Somewhat confusingly, Visual Studio offers two ways to create an ASP.NET-powered web application:
• Project-based development: When you create a web project, Visual Studio
generates a .csproj project file (assuming you’re coding in C#) that records the files
in your project and stores a few debugging settings. When you run a web project,
Visual Studio compiles all your code into a single assembly before launching your
web browser.
• Projectless development: An alternate approach is to create a simple website
without any project file. In this case, Visual Studio assumes that every file in the
website directory (and its subdirectories) is part of your web application. In this
scenario, Visual Studio doesn’t need to precompile your code. Instead, ASP.NET
compiles your website the first time you request a page. (Of course, you can use
precompilation to remove the first-request overhead for a deployed web
application. Chapter 18 explains how.)
The first .NET version of Visual Studio used the project model.

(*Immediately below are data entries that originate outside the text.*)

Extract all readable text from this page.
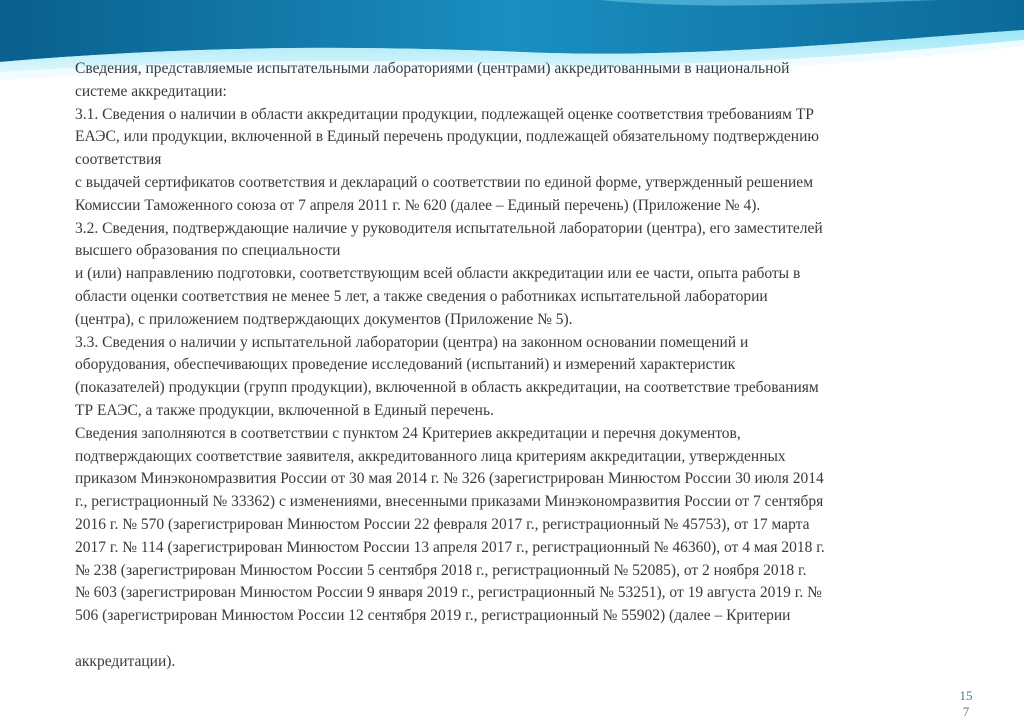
Сведения, представляемые испытательными лабораториями (центрами) аккредитованными в национальной
системе аккредитации:
3.1. Сведения о наличии в области аккредитации продукции, подлежащей оценке соответствия требованиям ТР
ЕАЭС, или продукции, включенной в Единый перечень продукции, подлежащей обязательному подтверждению
соответствия
с выдачей сертификатов соответствия и деклараций о соответствии по единой форме, утвержденный решением
Комиссии Таможенного союза от 7 апреля 2011 г. № 620 (далее – Единый перечень) (Приложение № 4).
3.2. Сведения, подтверждающие наличие у руководителя испытательной лаборатории (центра), его заместителей
высшего образования по специальности
и (или) направлению подготовки, соответствующим всей области аккредитации или ее части, опыта работы в
области оценки соответствия не менее 5 лет, а также сведения о работниках испытательной лаборатории
(центра), с приложением подтверждающих документов (Приложение № 5).
3.3. Сведения о наличии у испытательной лаборатории (центра) на законном основании помещений и
оборудования, обеспечивающих проведение исследований (испытаний) и измерений характеристик
(показателей) продукции (групп продукции), включенной в область аккредитации, на соответствие требованиям
ТР ЕАЭС, а также продукции, включенной в Единый перечень.
Сведения заполняются в соответствии с пунктом 24 Критериев аккредитации и перечня документов,
подтверждающих соответствие заявителя, аккредитованного лица критериям аккредитации, утвержденных
приказом Минэкономразвития России от 30 мая 2014 г. № 326 (зарегистрирован Минюстом России 30 июля 2014
г., регистрационный № 33362) с изменениями, внесенными приказами Минэкономразвития России от 7 сентября
2016 г. № 570 (зарегистрирован Минюстом России 22 февраля 2017 г., регистрационный № 45753), от 17 марта
2017 г. № 114 (зарегистрирован Минюстом России 13 апреля 2017 г., регистрационный № 46360), от 4 мая 2018 г.
№ 238 (зарегистрирован Минюстом России 5 сентября 2018 г., регистрационный № 52085), от 2 ноября 2018 г.
№ 603 (зарегистрирован Минюстом России 9 января 2019 г., регистрационный № 53251), от 19 августа 2019 г. №
506 (зарегистрирован Минюстом России 12 сентября 2019 г., регистрационный № 55902) (далее – Критерии
аккредитации).
15
7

Visual Studio 2005 removed the
project model in favor of projectless development. However, a small but significant group of developers
revolted. Realizing that there were specific scenarios that worked better with project-based
development, Microsoft released a download that added the project feature back to Visual Studio 2005.
Now, both options are supported in Visual Studio 2010.
In this chapter, you’ll begin by creating the standard projectless website, which is the simpler, more
streamlined approach. Later in this chapter, you’ll learn what scenarios work better with project-based
development, and you’ll see how to create web projects.